Because there's no such thing as too much cheese. Unrolling the braciole of consciousness; shaping the meatball of life. Because everything is funny; you just need to view it from the proper angle. Good for cats. Made in Poland. Because everything is like a hat. You know how those gorillas can be... Very unforgiving.

Monday, February 18, 2013

There's No Business...

Cookie and Mojo are perfecting the science of psychological torture. Or at least the art of making themselves a pain in my ass.

We were watching a movie not too long ago and I made the mistake of sharing a personal insight.

"That guy used to annoy the shit out of me," I said.

I explained that back in 1986, the actor in question had the same on-campus summer job that I did -- painting dorm rooms. Every day, he and his girlfriend would while away the tedium by singing show-tunes. Like, loud show-tunes. They'd effect a wildly exaggerated Ethel Merman caw and belt them out, one after the other... until I wanted to drown myself in my friggin' paint can.

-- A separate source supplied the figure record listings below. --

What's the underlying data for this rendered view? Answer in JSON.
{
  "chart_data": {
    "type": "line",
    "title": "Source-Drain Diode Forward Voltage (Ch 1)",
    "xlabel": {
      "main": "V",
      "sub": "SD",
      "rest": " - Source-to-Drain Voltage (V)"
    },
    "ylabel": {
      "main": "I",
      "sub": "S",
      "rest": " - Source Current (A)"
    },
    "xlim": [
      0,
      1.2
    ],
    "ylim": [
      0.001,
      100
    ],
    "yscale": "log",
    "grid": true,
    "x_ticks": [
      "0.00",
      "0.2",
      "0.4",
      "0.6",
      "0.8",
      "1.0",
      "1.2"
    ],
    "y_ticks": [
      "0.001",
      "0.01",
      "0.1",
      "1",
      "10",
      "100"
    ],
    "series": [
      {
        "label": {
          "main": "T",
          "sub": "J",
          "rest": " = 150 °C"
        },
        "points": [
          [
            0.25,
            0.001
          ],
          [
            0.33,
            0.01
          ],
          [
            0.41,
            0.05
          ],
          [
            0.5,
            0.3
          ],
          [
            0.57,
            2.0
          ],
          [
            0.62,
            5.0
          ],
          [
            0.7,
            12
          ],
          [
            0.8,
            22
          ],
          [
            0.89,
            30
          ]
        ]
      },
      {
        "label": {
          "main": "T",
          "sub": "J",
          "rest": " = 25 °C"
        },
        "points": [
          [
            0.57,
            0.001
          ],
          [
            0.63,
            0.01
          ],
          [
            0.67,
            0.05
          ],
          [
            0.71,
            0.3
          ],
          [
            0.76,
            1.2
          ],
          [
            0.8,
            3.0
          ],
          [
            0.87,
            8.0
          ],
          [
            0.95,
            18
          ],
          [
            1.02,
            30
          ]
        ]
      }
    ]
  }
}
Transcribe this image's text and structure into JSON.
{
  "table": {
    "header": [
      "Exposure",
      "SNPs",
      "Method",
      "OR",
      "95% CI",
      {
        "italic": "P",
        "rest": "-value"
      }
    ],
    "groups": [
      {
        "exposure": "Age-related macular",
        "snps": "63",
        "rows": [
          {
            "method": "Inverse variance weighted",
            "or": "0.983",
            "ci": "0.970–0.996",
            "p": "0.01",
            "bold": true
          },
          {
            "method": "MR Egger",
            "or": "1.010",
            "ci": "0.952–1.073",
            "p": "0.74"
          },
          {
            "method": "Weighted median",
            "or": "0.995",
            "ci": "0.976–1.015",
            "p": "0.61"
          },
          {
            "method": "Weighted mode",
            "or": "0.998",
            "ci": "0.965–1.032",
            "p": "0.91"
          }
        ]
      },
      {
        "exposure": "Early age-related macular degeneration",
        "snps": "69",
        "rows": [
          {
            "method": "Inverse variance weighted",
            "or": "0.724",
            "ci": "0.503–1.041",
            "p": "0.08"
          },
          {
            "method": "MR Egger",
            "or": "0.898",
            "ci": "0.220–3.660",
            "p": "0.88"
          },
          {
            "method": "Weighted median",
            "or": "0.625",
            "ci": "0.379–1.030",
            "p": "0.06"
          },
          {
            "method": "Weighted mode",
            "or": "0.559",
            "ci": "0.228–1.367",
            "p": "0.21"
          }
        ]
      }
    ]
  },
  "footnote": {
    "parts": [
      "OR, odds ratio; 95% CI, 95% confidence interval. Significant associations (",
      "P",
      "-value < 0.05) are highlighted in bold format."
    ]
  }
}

Advice to parents of pre-teens: never volunteer information like this. It's like the Death Star advertising the location of its vulnerable exhaust ports -- you will be methodically destroyed.

I have since been forced to endure many impromptu performances. They even have friends over to send them in to where I might be quietly reading a magazine. A kid will walk in and start singing "There's no business, like show business...!"

Then the kid apologizes and says, "I don't even want to sing this but they told me to do it." Which is bullshit because he included the high-kicks and jazz-hands.

And so I must find an appropriate way to return the favor. I'll think of something. Until then, this may as well be in your head too. Like mine. Since 1986.